2. This practice compounds racial inequities. A prior conviction may be facilitated by the racial bias that exists throughout the criminal justice system. The use of one conviction to help bring about another one may compound such inequities. (In an analogous context, this kind of embedded disparity persuaded Judge Nancy Gertner to refuse to enhance a defendant’s sentence on the basis of convictions that she feared were the fruit of racial profiling.)

3. This practice allows racial stereotypes to run riot. The threat of prior conviction impeachment frequently chills defendant testimony.
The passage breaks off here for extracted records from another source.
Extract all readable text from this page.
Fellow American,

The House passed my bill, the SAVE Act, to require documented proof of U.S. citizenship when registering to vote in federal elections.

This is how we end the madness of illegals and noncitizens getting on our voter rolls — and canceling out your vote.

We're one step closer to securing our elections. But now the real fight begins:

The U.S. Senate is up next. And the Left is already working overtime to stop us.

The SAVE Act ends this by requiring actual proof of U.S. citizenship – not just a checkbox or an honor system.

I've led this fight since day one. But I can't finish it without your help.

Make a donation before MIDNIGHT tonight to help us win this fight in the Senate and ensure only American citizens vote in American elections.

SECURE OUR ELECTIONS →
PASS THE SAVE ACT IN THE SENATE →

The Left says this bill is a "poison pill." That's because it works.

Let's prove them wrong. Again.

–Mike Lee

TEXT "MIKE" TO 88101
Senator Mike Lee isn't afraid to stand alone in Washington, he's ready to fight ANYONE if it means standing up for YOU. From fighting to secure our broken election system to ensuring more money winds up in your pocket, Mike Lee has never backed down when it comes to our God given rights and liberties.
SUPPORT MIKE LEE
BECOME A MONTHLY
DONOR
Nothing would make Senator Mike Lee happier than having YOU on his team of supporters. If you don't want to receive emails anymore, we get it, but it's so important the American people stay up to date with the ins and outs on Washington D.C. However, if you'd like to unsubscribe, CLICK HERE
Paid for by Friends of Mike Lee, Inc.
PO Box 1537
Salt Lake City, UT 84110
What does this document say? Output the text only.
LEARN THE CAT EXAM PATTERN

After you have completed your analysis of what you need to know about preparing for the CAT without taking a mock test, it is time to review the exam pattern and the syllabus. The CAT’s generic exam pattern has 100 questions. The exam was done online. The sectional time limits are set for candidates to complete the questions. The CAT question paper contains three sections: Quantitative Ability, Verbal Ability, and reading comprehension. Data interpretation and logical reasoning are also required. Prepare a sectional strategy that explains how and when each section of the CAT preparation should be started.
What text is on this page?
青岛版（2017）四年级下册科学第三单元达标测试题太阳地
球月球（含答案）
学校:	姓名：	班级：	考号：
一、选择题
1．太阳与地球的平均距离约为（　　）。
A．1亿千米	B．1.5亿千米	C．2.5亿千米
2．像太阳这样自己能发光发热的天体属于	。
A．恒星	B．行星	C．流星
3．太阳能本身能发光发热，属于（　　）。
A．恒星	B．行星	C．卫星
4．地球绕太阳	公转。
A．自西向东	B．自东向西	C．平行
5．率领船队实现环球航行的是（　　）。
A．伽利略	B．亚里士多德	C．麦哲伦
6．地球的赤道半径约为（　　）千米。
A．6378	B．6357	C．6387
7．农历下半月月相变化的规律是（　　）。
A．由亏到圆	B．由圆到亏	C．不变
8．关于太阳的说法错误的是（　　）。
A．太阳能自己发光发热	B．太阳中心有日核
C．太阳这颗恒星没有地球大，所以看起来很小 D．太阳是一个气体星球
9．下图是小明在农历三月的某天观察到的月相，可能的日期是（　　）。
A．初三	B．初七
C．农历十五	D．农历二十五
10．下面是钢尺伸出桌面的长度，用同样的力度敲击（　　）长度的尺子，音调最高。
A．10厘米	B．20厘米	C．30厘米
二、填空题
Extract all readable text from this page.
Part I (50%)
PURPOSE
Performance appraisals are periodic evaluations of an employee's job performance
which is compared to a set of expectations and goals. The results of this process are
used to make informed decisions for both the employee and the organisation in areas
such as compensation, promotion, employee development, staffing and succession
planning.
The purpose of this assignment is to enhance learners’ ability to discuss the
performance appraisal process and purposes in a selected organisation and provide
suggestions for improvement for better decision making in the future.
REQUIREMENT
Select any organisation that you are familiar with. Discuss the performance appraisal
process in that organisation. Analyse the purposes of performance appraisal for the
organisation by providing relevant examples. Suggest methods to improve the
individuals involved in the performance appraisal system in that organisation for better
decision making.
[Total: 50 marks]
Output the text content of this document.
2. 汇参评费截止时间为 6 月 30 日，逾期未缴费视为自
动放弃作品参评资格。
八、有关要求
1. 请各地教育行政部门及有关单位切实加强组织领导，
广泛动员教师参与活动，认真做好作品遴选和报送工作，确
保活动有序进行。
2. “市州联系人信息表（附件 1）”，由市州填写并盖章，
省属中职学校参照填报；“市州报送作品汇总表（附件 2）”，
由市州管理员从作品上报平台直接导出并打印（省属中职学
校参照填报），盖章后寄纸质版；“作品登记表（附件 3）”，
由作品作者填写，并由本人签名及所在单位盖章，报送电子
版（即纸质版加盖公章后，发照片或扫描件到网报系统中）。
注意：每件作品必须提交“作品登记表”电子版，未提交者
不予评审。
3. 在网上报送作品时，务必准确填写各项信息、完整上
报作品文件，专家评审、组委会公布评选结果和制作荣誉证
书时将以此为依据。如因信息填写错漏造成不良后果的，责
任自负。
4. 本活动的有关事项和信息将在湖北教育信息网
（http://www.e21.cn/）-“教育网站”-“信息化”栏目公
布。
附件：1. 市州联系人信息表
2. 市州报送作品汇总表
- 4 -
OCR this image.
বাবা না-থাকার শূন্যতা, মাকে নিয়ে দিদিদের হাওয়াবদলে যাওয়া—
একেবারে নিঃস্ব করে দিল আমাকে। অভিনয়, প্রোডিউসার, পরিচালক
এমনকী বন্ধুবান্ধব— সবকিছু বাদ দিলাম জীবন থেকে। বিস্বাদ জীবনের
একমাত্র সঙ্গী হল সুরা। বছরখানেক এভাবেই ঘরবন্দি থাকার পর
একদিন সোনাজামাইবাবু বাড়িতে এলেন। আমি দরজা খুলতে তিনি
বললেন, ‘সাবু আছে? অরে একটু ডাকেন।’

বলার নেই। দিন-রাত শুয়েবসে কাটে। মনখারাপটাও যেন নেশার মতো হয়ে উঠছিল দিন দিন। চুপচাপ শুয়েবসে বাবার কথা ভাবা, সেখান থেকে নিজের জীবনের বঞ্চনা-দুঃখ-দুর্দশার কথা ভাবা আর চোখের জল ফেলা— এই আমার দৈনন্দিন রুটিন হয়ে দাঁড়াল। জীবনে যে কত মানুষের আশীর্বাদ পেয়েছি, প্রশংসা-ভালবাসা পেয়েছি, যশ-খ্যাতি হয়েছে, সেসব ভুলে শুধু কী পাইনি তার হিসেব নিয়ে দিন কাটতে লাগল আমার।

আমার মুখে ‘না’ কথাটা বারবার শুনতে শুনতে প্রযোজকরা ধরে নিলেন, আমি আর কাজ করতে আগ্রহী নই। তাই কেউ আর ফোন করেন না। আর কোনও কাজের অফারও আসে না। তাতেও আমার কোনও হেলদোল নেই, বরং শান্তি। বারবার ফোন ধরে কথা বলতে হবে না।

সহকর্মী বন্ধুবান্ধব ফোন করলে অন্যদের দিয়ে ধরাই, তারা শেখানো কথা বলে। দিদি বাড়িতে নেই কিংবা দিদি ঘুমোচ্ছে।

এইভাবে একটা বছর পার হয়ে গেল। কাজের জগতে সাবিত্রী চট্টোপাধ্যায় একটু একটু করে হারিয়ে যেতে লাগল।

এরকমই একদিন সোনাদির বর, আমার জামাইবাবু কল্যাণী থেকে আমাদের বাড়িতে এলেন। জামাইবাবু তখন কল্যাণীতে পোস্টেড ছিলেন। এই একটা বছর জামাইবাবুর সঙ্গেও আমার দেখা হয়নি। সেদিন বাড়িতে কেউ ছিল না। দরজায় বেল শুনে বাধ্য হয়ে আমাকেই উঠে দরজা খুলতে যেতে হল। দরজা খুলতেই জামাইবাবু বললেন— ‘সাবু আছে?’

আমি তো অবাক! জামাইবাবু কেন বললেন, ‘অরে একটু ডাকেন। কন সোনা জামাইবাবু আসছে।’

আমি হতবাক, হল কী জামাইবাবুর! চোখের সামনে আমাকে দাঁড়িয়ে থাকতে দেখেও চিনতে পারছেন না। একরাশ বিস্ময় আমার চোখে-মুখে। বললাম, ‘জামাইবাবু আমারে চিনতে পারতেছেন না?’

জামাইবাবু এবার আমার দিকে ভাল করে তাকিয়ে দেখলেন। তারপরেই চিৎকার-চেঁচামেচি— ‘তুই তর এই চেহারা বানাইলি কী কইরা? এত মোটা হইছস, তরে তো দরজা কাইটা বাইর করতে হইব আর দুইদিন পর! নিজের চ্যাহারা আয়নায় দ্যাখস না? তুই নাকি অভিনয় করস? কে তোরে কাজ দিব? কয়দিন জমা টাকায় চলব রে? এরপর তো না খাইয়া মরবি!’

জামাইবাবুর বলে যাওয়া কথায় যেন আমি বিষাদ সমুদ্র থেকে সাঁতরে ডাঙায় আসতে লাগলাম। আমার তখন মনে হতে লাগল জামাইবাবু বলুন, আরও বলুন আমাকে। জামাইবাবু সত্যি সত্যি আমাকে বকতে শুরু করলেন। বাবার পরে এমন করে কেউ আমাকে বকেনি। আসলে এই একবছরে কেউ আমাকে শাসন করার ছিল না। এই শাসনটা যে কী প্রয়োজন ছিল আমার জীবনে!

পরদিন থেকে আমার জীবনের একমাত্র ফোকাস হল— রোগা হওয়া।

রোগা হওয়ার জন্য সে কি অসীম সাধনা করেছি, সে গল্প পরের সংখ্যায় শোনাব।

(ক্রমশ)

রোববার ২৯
If jurors do not hear directly from the defendant on the witness stand, they are more inclined to draw upon biases (implicit as well as explicit, including racial stereotypes) when assessing a defendant’s potential guilt.

4. This practice removes important voices from the courtroom. One of the many potential benefits of defendant testimony is that it may bring to light a narrative of innocence. Professor John Blume found that the threat of prior conviction impeachment frequently silenced such narratives. In his study of exonerees, 91% of those with prior convictions had waived their right to testify at trial. The most common reason was that they feared the effect of this form of impeachment.

5. Supreme Court case law in this area stymies defendants. The threat of prior conviction impeachment poses a significant dilemma for defendants with criminal records: testify and risk being “crucified,” or forego testimony and suffer the “silence penalty.” The Supreme Court has created additional minefields for federal defendants, providing in Luce v. United States (1984) that those who decline to testify lose their ability to appeal an adverse impeachment ruling, and in Ohler v. United States (2000) that those who testify about their convictions on direct examination — in an effort to defang them — also lose their ability to appeal.

During the panel discussion, a voice rang out in the conference hall. “Are there any proposed rules pending before the [state] Supreme Court to amend this practice?” Justice Sheryl Gordon McCloud, a member of the State Supreme Court’s Rules Committee, responded that there were not, but that the Committee invited such proposals.

Invitations extended at conferences don’t always lead to action. But there are good reasons why abolition of this practice, whether through rule change or, as in Hawaii, through constitutional ruling, would be fitting in Washington State.

First, state decision-makers recently took dramatic steps to reform a related area of the law — the peremptory challenge, and the Batson doctrine that polices it. These steps included two Supreme Court decisions, and a proposed court rule within the last four years. Each of the five critiques mentioned above was also cited in support of these reforms: decision-makers cared that a growing body of social science research on implicit bias is irrelevant to the Batson doctrine; they cared about the racial disparities and stereotypes perpetuated by the peremptory strike; they cared about the threat to jury diversity posed by such strikes; and they found that, in Batson, the Supreme Court imposed a “crippling burden” on defendants to prove discrimination, “even where it almost certainly exists.”

Second, Washington courts are trying innovative new ways to reduce the effects of stereotypes in jury decisions. The Western District of Washington recently created an implicit bias video, along with a set of instructions for jurors. Some state courts have followed suit.

Both efforts demonstrate that the state is serious about limiting the influence of stereotypes in the courthouse, whether harbored by attorneys or jurors. State officials can build on this progress by banning the practice of prior conviction impeachment. For what this practice rests on, rather than social science, is stereotyping — about what a conviction means, and about who someone with a conviction is. There is a tension in a legal system that the one hand urges that stereotypes be driven out of the selection and the decision-making of jurors, and yet, on the other hand, instructs those jurors that when it comes to deciding the truthfulness of a defendant such stereotypes are still good law.

The views and opinions expressed in this article are mine and do not necessarily reflect the views of the Fair Punishment Project.